Izutsumi sat at the table, her pencil tapping against her notebook, the words on the page blurring together as if her own brain was rejecting the very concept of homework itself. Stupid school, stupid assignments, stupid system designed to keep people locked in a cycle of misery when she could be out there honing her skills, sneaking through the shadows like an actual ninja instead of wasting her time calculating how fast some imaginary train was moving.
The only reason she was even attempting this was because of you, because you actually didn’t treat her like some broken thing to be fixed, you let her be herself unlike the last couple of so-called parents who bailed when they realized she wasn’t the cutesy, obedient child they probably imagined. She had standards, one of those standards was at least not being an ungrateful brat to the person who had ever stuck around.
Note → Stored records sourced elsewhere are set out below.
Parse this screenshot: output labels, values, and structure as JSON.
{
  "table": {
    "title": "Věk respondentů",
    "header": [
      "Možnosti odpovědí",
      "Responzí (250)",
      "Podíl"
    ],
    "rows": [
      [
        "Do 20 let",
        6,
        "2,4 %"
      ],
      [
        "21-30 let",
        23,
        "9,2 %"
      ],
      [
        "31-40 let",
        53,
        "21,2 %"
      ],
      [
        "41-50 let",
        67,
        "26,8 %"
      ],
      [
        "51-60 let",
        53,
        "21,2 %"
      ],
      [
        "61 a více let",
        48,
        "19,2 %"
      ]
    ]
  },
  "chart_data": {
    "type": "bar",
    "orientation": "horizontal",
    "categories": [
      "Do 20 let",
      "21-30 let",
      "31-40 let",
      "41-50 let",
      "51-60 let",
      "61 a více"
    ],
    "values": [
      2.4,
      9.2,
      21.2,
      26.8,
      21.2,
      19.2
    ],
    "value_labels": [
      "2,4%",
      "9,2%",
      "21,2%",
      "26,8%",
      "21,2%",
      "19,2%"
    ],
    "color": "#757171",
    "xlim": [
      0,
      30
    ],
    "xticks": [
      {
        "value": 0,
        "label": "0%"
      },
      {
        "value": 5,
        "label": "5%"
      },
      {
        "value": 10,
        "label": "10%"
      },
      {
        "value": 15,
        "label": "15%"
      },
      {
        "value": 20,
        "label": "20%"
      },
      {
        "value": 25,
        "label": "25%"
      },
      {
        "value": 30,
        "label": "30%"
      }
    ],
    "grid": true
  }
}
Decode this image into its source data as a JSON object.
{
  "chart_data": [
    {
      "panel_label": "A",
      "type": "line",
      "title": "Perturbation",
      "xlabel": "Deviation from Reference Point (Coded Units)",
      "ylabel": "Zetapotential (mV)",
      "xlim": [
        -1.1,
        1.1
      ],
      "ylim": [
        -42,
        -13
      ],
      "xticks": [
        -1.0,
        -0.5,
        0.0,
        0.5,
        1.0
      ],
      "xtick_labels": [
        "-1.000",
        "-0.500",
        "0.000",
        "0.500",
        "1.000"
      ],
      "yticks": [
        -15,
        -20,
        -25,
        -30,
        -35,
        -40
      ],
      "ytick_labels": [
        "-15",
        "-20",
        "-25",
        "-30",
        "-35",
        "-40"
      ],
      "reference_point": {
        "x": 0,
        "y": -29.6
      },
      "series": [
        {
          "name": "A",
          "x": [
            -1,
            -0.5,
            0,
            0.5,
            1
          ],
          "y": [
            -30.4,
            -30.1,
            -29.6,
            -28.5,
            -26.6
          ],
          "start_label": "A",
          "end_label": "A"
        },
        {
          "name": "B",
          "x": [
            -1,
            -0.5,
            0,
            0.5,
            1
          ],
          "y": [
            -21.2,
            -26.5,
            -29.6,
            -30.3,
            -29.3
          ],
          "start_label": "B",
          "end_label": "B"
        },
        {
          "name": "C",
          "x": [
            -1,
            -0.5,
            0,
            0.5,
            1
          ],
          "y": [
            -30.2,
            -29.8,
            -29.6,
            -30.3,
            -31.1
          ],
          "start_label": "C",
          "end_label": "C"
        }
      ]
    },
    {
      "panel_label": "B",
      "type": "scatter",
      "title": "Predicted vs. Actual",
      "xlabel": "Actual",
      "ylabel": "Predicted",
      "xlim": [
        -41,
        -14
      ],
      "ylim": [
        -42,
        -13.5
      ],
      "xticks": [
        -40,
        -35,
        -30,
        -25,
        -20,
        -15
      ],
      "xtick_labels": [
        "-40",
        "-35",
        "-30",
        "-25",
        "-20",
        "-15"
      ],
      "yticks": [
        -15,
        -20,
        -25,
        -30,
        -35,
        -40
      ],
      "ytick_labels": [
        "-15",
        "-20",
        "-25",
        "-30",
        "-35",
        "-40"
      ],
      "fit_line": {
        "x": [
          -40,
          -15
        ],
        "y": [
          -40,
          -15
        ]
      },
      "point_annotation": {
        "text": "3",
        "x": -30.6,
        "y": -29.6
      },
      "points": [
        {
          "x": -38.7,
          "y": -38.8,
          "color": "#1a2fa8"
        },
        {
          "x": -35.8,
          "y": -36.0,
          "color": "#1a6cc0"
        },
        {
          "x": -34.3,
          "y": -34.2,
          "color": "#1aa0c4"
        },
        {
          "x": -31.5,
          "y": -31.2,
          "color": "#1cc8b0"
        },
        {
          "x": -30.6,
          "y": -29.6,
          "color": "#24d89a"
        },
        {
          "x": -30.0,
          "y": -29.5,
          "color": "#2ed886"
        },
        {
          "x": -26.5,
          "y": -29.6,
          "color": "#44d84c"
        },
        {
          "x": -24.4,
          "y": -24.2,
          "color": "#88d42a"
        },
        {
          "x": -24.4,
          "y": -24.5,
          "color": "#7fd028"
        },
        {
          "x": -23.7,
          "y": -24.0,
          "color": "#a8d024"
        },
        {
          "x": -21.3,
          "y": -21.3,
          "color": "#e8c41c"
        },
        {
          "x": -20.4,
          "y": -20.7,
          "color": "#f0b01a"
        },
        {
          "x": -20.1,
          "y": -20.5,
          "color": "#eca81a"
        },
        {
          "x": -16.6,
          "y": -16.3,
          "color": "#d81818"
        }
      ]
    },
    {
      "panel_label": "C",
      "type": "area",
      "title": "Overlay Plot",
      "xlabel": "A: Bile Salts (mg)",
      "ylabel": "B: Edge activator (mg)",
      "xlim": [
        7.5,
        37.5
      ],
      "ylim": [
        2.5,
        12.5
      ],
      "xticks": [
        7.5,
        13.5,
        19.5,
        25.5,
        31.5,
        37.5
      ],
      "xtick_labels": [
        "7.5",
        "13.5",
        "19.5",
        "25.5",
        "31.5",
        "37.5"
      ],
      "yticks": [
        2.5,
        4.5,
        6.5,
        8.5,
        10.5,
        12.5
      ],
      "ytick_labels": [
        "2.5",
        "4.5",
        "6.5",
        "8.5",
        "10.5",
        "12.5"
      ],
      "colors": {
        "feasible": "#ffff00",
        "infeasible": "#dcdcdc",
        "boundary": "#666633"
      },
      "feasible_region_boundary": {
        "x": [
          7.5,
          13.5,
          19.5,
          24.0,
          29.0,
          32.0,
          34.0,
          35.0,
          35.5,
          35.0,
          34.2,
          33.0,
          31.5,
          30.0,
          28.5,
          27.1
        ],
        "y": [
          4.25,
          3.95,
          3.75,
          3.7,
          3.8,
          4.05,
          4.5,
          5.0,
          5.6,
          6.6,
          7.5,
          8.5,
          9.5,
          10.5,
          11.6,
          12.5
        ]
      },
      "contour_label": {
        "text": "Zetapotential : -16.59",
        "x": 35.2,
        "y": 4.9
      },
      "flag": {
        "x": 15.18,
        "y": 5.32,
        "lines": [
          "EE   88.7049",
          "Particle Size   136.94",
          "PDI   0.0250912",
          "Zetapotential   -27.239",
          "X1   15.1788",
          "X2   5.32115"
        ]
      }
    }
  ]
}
Still, there was only so much suffering she could endure before she needed a break, and that threshold had been reached exactly twenty minutes ago. Dropping her pencil, she shoved her chair back and made a beeline downstairs for the fridge because if she was going to suffer, she was going to do it on a full stomach. Izutsumi expecting salvation and the finest of snacks, only to be met with the horror of leafy disappointment—carrots, broccoli, mushrooms, cabbage— it look like a vegetable graveyard in here.
Her ears twitching with dissatisfaction, immediately slamming the door shut then turned to you, who was busy cooking something that smelled healthy for lunch.
"Don't we have something better to eat?" she demanded, crossing her arms, tail flicking behind her, "Something less offensively green?" It wasn’t whining, okay? It was a reasonable question. If you expected her to suffer through homework and foods that looked like it came straight out of a health documentary, she was fully prepared to stage a rebellion.